I recently created a piece of code that does pretty much what your saying. It takes a codeword such as 'abc'gets the values (1, 2, 3) and then adds them to each letter in the word to encrypt. So if 'abc' was the codeword and 'bcd' the text to encrypt. (1+2 =3 2+3 =5 and 3+4 = 7) so the output would then be 'ceg'
codeword = input('Enter codeword : ')
codeword = codeword.replace(" ", "")
encrypt = input('Enter text to encrypt : ')
encrypt = encrypt.replace(" ", "")
j = 0
for i in codeword:
print(chr(ord(encrypt[j])+ ord(codeword[j])-96))
j+=1
Here's my code:
from cryptography.fernet import Fernet
import pyperclip
print("For this program to work, please send the file named 'pwkey' and the encrypted code to the other user.")
key = Fernet.generate_key()
file = open('pwkey', 'wb')
file.write(key)
file.close()
print('File Generated')
original = input('Enter message>>>')
message = original.encode()
f = Fernet(key)
encrypted = f.encrypt(message)
encrypted = encrypted.decode("ascii")
print('Encrypted:', encrypted)
pyperclip.copy(encrypted)
print('Please tell the other user to input the encrypted code in the Decrypt program')
print('(Code copied to Clipboard)')
print("Note: Please delete the 'pwkey' file after sending it to the other user. It
is for one-time use only.")
And decrypting
# Decrypt
from cryptography.fernet import Fernet
print("For this program to work, make sure you have the file named 'pwkey' in your Python folder and the encrypted "
"code.")
file = open('pwkey', 'rb')
key = file.read()
file.close()
print('Key Retrieved')
encrypted = input('Please input your encrypted code>>>')
encrypted = bytes(encrypted, 'utf-8')
f = Fernet(key)
decrypted = f.decrypt(encrypted)
decrypted = decrypted.decode()
print('Decrypted Message:')
print(decrypted)
print("Note: Please delete the 'pwkey' file after getting the decrypted message. It is for one-time use only.")
I would do this with the easy to use cryptocode library (https://github.com/gdavid7/cryptocode).
Encrypting and decrypting is relatively simple compared to other libraries:
## Encrypting:
>>> import cryptocode
>>> myEncryptedMessage = cryptocode.encrypt("I like trains", "password123")
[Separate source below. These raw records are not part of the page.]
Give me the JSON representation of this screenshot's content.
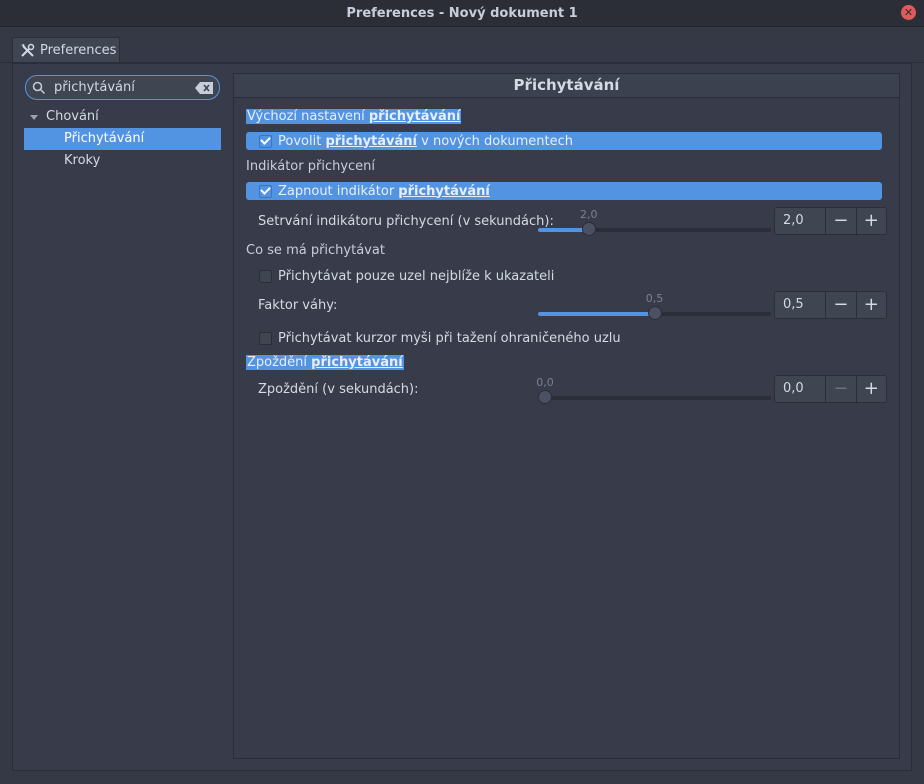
{
  "window": {
    "title": "Preferences - Nový dokument 1"
  },
  "tab": {
    "label": "Preferences"
  },
  "search": {
    "value": "přichytávání"
  },
  "tree": {
    "parent": "Chování",
    "items": [
      "Přichytávání",
      "Kroky"
    ]
  },
  "panel": {
    "title": "Přichytávání",
    "section1": {
      "prefix": "Výchozí nastavení ",
      "term": "přichytávání"
    },
    "check1": {
      "prefix": "Povolit ",
      "term": "přichytávání",
      "suffix": " v nových dokumentech",
      "checked": true
    },
    "section2": {
      "label": "Indikátor přichycení"
    },
    "check2": {
      "prefix": "Zapnout indikátor ",
      "term": "přichytávání",
      "checked": true
    },
    "slider1": {
      "label": "Setrvání indikátoru přichycení (v sekundách):",
      "value_label": "2,0",
      "spin_value": "2,0",
      "fraction": 0.2
    },
    "section3": {
      "label": "Co se má přichytávat"
    },
    "check3": {
      "label": "Přichytávat pouze uzel nejblíže k ukazateli",
      "checked": false
    },
    "slider2": {
      "label": "Faktor váhy:",
      "value_label": "0,5",
      "spin_value": "0,5",
      "fraction": 0.5
    },
    "check4": {
      "label": "Přichytávat kurzor myši při tažení ohraničeného uzlu",
      "checked": false
    },
    "section4": {
      "prefix": "Zpoždění ",
      "term": "přichytávání"
    },
    "slider3": {
      "label": "Zpoždění (v sekundách):",
      "value_label": "0,0",
      "spin_value": "0,0",
      "fraction": 0.0
    },
    "spin_minus": "−",
    "spin_plus": "+"
  },
  "colors": {
    "accent": "#5294e2",
    "background": "#383c4a"
  }
}
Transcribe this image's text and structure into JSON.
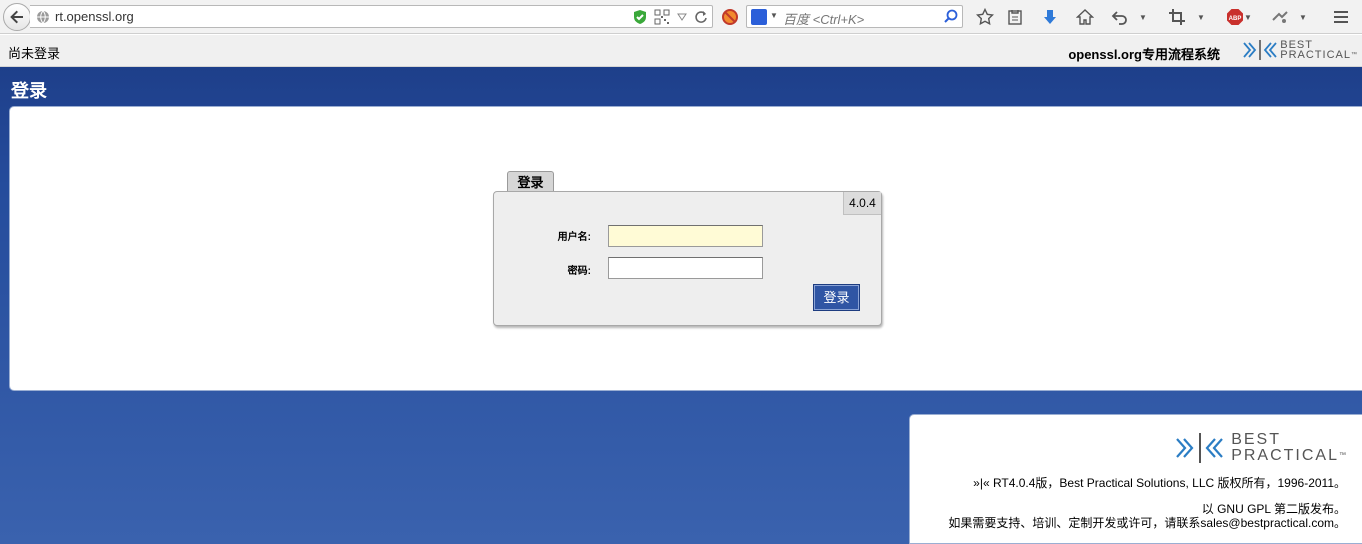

>>> print(myEncryptedMessage)
M+Wykmlub0z7FhEdmA==*PvAbXRNx0SiSDHHxLsKZ5w==*ihQM/fdkgrX3G+yOItyAUQ==*QFNDmuUP1ysgo01/P2MNpg==
## Decrypting:
>>> import cryptocode
>>> myDecryptedMessage = cryptocode.decrypt("M+Wykmlub0z7FhEdmA==*PvAbXRNx0SiSDHHxLsKZ5w==*ihQM/fdkgrX3G+yOItyAUQ==*QFNDmuUP1ysgo01/P2MNpg==", "password123")
>>> print(myDecryptedMessage)
I like trains
The only large disadvantage to this library over others is that it does not have many options to change around your string compared to other cryptography libraries. But it is perfect for a lot of people who just want an abstraction, and don't need to configure custom settings.